Following our tips on negotiating distribution agreements, we bring you the next in our Top 10 series ...

If your business supplies or receives goods or services, then you will have come across a supply agreement in some shape or form. Known by many other names, these agreements set out the terms and conditions governing the supply of a certain good or service, and should be drafted to appropriately reflect each party’s intentions.

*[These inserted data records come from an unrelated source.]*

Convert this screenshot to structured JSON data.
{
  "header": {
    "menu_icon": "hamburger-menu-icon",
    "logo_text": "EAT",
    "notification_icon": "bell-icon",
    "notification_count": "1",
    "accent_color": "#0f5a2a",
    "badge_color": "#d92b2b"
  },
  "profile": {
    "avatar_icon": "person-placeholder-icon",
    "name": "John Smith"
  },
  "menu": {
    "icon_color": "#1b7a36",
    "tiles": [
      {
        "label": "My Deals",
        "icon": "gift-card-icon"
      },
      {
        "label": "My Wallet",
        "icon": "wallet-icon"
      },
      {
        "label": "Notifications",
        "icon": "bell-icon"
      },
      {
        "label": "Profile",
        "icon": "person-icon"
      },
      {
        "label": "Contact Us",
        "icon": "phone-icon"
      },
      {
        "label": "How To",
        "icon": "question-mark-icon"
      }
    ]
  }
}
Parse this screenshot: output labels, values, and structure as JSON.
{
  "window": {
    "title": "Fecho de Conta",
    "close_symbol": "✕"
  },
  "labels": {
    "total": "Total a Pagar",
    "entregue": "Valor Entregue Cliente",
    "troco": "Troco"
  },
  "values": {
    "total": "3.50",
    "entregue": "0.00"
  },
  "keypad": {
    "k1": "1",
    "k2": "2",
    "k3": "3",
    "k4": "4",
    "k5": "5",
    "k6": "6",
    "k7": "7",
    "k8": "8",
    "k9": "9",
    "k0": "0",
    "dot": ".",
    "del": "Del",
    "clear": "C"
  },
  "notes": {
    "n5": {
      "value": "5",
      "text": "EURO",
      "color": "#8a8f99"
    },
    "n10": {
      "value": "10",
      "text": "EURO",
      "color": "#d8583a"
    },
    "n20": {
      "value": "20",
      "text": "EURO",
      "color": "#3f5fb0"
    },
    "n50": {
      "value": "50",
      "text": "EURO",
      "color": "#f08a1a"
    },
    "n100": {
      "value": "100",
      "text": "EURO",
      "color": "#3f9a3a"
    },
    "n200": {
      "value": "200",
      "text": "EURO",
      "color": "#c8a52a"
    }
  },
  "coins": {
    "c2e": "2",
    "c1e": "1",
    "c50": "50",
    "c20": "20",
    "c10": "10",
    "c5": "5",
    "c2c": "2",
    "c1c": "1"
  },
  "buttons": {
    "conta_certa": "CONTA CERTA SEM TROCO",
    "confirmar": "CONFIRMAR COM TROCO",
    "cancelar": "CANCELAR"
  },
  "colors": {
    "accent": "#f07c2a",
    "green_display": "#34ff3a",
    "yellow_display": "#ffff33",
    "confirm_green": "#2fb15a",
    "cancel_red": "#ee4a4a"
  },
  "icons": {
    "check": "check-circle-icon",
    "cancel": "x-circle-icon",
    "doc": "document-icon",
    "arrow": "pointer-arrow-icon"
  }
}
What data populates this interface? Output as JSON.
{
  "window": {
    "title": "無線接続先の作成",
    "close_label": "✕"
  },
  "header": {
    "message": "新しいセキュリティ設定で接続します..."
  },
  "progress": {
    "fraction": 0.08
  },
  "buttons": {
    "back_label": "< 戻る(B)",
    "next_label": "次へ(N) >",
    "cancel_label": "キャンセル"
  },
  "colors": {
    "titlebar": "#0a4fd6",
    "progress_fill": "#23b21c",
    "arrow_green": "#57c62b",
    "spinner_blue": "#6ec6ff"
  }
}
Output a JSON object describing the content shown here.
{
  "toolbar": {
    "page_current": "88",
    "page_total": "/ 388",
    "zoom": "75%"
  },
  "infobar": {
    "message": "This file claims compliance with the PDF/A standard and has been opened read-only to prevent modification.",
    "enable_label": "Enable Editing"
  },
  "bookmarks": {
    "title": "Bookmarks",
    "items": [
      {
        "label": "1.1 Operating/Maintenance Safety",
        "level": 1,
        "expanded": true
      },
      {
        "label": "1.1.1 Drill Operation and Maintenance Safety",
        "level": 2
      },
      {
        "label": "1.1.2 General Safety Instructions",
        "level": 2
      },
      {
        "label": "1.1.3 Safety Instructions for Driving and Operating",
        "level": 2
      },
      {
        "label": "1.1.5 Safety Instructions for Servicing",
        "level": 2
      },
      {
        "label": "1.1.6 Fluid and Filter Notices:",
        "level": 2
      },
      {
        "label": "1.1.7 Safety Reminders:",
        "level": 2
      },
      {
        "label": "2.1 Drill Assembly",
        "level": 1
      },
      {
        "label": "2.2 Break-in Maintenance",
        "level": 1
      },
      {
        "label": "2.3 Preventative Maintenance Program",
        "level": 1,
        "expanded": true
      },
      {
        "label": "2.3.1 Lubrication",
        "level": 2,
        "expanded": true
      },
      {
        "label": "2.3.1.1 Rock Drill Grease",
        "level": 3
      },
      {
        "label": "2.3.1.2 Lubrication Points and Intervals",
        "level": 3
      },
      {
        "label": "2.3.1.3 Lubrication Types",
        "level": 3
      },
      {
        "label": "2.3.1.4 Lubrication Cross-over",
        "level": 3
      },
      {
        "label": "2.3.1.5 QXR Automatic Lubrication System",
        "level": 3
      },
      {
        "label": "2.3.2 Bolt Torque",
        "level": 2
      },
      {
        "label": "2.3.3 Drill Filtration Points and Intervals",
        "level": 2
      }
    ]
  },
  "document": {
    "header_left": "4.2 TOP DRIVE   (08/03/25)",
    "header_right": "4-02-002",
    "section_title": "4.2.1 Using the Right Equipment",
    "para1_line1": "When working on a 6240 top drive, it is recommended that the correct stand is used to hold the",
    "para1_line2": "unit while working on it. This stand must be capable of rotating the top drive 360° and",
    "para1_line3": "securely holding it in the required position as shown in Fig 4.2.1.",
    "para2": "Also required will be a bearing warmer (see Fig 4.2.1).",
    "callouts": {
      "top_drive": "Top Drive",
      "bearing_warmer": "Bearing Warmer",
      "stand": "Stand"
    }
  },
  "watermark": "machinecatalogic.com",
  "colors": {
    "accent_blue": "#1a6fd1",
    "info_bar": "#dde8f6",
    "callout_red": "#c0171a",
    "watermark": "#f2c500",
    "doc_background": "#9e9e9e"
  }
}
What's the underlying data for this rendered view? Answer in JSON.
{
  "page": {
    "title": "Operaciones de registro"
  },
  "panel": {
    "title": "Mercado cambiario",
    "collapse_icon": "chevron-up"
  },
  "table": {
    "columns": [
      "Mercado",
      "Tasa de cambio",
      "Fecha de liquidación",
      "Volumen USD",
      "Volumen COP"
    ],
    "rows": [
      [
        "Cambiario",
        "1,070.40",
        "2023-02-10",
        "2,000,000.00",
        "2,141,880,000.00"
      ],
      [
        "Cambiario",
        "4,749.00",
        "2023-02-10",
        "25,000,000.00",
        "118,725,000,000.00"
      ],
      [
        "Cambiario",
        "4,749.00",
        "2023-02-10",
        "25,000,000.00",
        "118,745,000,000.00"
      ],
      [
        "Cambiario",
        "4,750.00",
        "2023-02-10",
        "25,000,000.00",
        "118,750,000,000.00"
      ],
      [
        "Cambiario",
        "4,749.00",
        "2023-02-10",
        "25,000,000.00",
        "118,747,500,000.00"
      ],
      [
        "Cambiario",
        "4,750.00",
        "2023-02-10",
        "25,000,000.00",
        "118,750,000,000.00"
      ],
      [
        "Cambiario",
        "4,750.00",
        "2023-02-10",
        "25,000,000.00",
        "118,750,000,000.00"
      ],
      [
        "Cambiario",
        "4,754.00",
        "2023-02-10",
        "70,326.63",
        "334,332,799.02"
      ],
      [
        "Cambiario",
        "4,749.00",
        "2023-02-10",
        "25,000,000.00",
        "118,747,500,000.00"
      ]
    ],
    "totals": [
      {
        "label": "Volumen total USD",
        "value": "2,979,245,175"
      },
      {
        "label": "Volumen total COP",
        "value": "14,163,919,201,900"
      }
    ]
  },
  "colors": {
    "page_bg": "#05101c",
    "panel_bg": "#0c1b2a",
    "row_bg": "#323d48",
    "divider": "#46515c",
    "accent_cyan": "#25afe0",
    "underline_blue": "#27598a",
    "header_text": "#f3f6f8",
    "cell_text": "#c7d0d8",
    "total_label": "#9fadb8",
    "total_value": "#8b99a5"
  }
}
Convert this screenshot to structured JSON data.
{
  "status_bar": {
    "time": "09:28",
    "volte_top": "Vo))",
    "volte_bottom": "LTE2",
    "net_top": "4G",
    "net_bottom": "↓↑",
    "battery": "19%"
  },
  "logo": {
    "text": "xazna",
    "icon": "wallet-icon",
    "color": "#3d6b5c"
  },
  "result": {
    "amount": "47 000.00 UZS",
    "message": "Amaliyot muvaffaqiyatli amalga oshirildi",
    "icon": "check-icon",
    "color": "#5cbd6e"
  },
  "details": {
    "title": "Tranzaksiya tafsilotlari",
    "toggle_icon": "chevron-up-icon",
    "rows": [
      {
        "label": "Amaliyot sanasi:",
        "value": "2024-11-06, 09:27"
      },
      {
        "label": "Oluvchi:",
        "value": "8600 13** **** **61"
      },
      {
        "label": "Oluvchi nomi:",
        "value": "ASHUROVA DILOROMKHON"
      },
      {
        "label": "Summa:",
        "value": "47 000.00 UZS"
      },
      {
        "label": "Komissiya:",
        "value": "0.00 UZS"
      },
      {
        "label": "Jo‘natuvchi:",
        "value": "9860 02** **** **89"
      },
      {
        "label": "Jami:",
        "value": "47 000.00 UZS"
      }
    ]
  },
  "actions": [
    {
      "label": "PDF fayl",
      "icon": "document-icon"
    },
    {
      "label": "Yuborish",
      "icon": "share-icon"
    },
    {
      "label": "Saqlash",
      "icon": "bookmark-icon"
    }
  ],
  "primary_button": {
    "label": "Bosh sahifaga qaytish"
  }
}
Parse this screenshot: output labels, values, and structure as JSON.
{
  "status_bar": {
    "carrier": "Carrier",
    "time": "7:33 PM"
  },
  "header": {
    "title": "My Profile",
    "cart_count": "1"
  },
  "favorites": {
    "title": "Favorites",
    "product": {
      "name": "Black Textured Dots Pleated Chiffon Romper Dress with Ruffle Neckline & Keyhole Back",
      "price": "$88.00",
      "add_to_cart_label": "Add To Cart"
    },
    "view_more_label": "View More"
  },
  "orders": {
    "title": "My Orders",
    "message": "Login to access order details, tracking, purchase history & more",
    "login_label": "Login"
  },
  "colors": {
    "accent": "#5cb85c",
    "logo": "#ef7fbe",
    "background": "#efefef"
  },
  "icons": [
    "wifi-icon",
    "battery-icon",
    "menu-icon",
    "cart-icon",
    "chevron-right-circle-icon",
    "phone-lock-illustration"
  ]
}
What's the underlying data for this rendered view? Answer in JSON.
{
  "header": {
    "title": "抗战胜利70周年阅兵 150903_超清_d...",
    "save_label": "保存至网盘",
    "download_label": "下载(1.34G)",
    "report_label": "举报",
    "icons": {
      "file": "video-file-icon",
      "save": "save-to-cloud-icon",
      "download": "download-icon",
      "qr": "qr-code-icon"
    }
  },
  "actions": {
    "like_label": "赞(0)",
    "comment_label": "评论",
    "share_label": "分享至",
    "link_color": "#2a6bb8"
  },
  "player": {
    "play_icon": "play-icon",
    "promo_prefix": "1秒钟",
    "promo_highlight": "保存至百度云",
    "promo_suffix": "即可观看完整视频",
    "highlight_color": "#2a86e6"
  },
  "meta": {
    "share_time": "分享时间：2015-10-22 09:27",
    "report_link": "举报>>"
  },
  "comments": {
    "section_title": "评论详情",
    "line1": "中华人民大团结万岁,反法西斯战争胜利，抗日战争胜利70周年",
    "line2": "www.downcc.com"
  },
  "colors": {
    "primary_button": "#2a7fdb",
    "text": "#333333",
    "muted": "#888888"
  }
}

Whether you are the supplier or the customer, there are a few things you should consider when negotiating supply agreements:

  1. If you are the supplier:
    1. Is the price fixed for a certain term? Or can you increase the price if there are cost increases beyond your control (e.g. raw materials)?
    2. What warranties are you prepared to give? There are certain statutory warranties under the Australian Consumer Law that you can’t contract out of. If you are importing goods from overseas you may still be liable for manufacturer warranties, so you should consider how best to minimise this risk in the agreement.
    3. What are the confidentiality provisions? You might want to keep the pricing details top secret and away from your competitors’ eyes.
    4. If there is a termination for convenience clause, is the notice period enough time for you to stop any third party orders?
    5. Upon termination, ensure you get full payment for all goods and/or services supplied and any other costs you reasonably incur.
  2. If you are the customer:
    1. Are the deliverables time critical? If so, consider whether liquidated damages are appropriate.
    2. Ensure you have the appropriate IP licences, or that the IP is assigned to you, so you can continue using the deliverables.
    3. Consider whether the warranties provided by the supplier are sufficient. Don’t forget you may also have rights under the Australian Consumer Law.
    4. Is there a renewal period for the term? If so, is it automatic or at your discretion? Diarise any notice periods so you don’t forget!
    5. Has the supplier limited their liability? If so, will it still cover your worst case scenario? If not, request for the liability cap to be increased, or consider any relevant carve outs.